What happens when an account's complaint rate climbs?
As complaints accumulate past the Google and Yahoo enforcement threshold (0.1%), MultiMail lowers the account's reputation score and raises its enforcement tier, which tightens send limits automatically. Sustained abuse keeps degrading standing until limits are very restrictive. Recovery comes from improving real delivery outcomes — pruning bad addresses, fixing content, and letting a clean send history rebuild the score over time.
How does warmup work for new mailboxes?
New mailboxes are subject to a daily send limit that increases over a 30-day warmup window: 50 per day in week 1, 500 per day in week 2, 2,500 per day in week 3, and up to 5,000 per day in week 4. Attempts to exceed the limit return HTTP 429 with a Retry-After header indicating when capacity resets. The ramp schedule matches what major ISPs expect from a new sender building legitimate reputation.
Does MultiMail handle DKIM signing automatically?
Yes. When you add a custom domain via POST /v1/domains, MultiMail provides the DNS records to publish (returned in dns_records). All outbound messages from that domain are signed automatically once verified. You can confirm alignment using GET /v1/domains/{id} before starting a campaign — the response includes dkim_verified, spf_verified, mx_verified, and return_path_verified flags and the overall status.
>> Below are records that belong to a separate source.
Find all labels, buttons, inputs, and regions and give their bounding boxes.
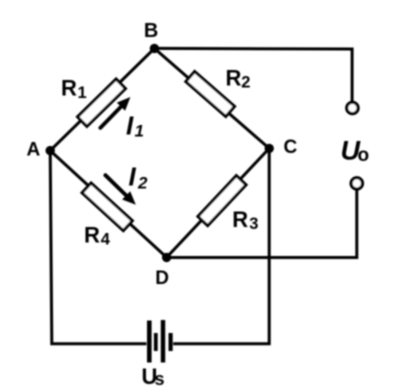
wire A down to bottom rail <box>50 151 146 344</box>
svg-text:o: o <box>358 145 370 166</box>
svg-text:B: B <box>144 20 158 42</box>
battery Us: long plate 1 <box>147 321 152 363</box>
resistor R2 <box>186 72 235 117</box>
svg-text:R: R <box>232 207 248 232</box>
current arrow I1 (points up-right along R1) <box>100 107 121 128</box>
wire B-C (bridge arm) <box>154 48 269 148</box>
svg-text:D: D <box>155 268 169 289</box>
svg-text:2: 2 <box>137 174 148 193</box>
wire C-D (bridge arm) <box>167 148 270 257</box>
current arrow I2 (points down-right along R4) <box>105 175 126 195</box>
resistor R1 <box>78 79 126 126</box>
wire lower output terminal to D (vertical + horizontal) <box>167 190 357 258</box>
svg-text:I: I <box>126 111 134 141</box>
wire D-A (bridge arm) <box>50 151 166 258</box>
battery Us: long plate 2 <box>161 320 165 363</box>
upper output terminal (open circle) <box>347 102 358 113</box>
wire A-B (bridge arm) <box>50 48 154 150</box>
svg-text:2: 2 <box>241 73 250 91</box>
node D junction dot <box>162 253 171 262</box>
lower output terminal (open circle) <box>351 178 362 189</box>
svg-text:C: C <box>284 137 298 158</box>
node C junction dot <box>265 144 274 153</box>
svg-text:A: A <box>27 140 41 161</box>
wire battery to C (bottom rail + right vertical) <box>173 148 269 343</box>
node A junction dot <box>46 146 55 155</box>
battery Us: short plate 1 <box>154 333 158 351</box>
svg-text:I: I <box>129 161 137 191</box>
svg-text:s: s <box>155 369 165 389</box>
svg-text:3: 3 <box>249 215 258 233</box>
svg-text:4: 4 <box>101 230 111 248</box>
svg-text:1: 1 <box>78 84 87 102</box>
wire B to upper output terminal (top horizontal + right vertical) <box>154 48 352 102</box>
node B junction dot <box>150 44 159 53</box>
svg-text:R: R <box>226 65 242 90</box>
resistor R3 <box>198 176 246 226</box>
svg-text:R: R <box>84 222 100 247</box>
battery Us: short plate 2 <box>169 333 173 351</box>
svg-text:1: 1 <box>135 122 144 141</box>
resistor R4 <box>82 183 132 231</box>
svg-text:R: R <box>61 76 77 101</box>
How does sender reputation get exposed?
Reputation is not a private score you poll — it travels with your mail. Every outbound message carries a signed X-MultiMail-Reputation header containing a hash, and any recipient can resolve that hash at the public GET /.well-known/reputation/{hash} endpoint (rate-limited to 10 lookups/hour) to see the sender's standing without trusting the From header. The standing is derived from real bounce and complaint outcomes, so a clean send history is reputation any party can independently verify.
Can I enforce a stricter deliverability bar than the platform floor?
Yes — in your own agent. The platform enforces the Google and Yahoo minimums (0.1% complaint rate, 2% bounce rate) as a non-negotiable floor via reputation scoring and enforcement tiers; you cannot loosen those. To hold a tighter bar, track your own bounce and complaint outcomes from email.bounced webhooks and pause your send queue earlier — for example at 0.05% complaint rate — before MultiMail's platform floor would ever trigger.
How does MultiMail distinguish hard bounces from soft bounces?
Hard bounces (permanent delivery failures indicated by 5xx SMTP codes) are immediately added to your tenant's suppression list. That address is refused with a 400 on the next send, and hard-bounce suppressions are permanent (DELETE /v1/suppression/{address} returns 403 for them). Soft bounces (temporary failures, 4xx codes) are retried with exponential backoff. Only permanent failures count toward the bounce signal used for reputation enforcement.